Now Julia lifted her head so she could gaze up into his concerned blue eyes. “Of course.” She laughed quietly. “You can’t tell?”
“I can tell that I please your body. But your body is not your mind, or your heart.”
He seemed embarrassed, and Julia repented of her decision to laugh.
“Tonight was an aberration. But even if it wasn’t, I’m sure we’d work through it. Are you happy with the way that we make love?” She sounded shy.
“Yes, very much. I feel it changing—I feel the connection deepening.” He shrugged. “I just wondered if you felt it too.”
“Sometimes I think this is a dream. Believe me, I’m happy.” She leaned up to kiss him and then rested her head on his chest again. “Why are you asking me these things?”
“Where do you see yourself in the future?”
“I want to be a professor. I want to be with you.” Julia’s voice was on the quiet side, but remarkably assertive.
He began threading the sheet in between his fingers. “Wouldn’t you rather find a nice man who could give you children?”
“You can’t ask me if I’m happy with one breath, and push me away with the next.”
When he didn’t respond, she gently took hold of his chin, forcing his eyes to hers.
“No, I don’t want to find a nice man to have a child with. I want a child with you.”
Gabriel stared at her incredulously, his blue eyes widening.
“Truthfully, I don’t know if we’ll ever get to the point where we’re healthy enough to open our home to a child. But if we do, I’m sure we’ll find a little boy or girl who is supposed to be our child. Grace and Richard adopted you; we can do the same.”

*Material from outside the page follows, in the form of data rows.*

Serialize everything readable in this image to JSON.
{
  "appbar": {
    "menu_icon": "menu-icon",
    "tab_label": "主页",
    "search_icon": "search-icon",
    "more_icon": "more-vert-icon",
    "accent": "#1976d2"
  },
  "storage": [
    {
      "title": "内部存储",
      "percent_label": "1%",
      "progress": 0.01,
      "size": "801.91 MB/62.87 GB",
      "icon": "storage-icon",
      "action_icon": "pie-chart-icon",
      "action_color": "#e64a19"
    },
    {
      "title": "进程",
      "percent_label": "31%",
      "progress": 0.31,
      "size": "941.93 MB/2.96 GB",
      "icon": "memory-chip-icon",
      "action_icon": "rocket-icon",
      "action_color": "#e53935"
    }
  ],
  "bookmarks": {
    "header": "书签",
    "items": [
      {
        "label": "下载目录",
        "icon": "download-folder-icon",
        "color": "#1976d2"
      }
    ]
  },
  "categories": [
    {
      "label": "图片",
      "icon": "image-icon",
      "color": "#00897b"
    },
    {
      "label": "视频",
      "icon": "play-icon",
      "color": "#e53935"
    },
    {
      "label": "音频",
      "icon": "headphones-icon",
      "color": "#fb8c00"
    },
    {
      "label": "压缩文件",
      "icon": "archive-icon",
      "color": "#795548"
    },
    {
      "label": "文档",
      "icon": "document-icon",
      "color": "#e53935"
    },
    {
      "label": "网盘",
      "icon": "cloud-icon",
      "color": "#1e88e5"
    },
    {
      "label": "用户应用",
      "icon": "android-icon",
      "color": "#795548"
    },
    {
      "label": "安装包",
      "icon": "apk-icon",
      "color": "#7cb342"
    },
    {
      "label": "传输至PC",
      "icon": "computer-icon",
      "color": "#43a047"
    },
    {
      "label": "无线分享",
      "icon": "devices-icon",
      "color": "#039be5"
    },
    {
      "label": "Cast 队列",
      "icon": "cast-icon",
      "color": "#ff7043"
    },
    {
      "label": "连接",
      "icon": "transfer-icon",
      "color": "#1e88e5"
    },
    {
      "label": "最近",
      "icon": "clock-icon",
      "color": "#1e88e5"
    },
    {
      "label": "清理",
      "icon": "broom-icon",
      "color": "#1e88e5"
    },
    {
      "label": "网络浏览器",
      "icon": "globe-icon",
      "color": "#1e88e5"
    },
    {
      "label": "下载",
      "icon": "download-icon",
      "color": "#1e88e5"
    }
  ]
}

Her face grew pained. “Unless you decide you don’t want that. Or you don’t want that with me.”
“Of course I want you.” The intensity of his voice matched his eyes. “I’d like to make promises to you. But I want us to wait a little before we have that conversation. Does that trouble you?” He reached out a finger to toy with the diamond in her ear.
Julia didn’t need a narrator to understand what his physical gesture meant. “No.”
“I don’t want you to think that any hesitation on my part is due to lack of feeling.” Gabriel gave voice to her unspoken fear.
“I’m yours. All of me. And I’m so glad we won’t be apart next year. The thought of losing you was torturous.”
He nodded as if he understood.
“Now come here, Julia, so I can worship you.”
Chapter 20
“Miss Mitchell.” The tall, dark-haired woman in the power suit strolled into the corner office, shook Julia’s hand, and sat behind her large desk.
Miss Soraya Harandi was of Iranian descent, with light, unfreckled skin and cascades of blue-black hair. Her mouth was wide and full, and her dark eyes sparkled. She was not necessarily beautiful, but she was striking, and Julia could not help but stare.
Soraya chuckled.
Julia immediately looked down at her book bag and began to fidget with it.
“Now that’s something you cannot do in front of the Dean. No matter what he says or does, you cannot look away. It makes you look guilty and weak.” Soraya softened her criticism with a smile. “Law is as much about psychology as it is about precedent. Now, why don’t you tell me what led up to the Dean’s letter?”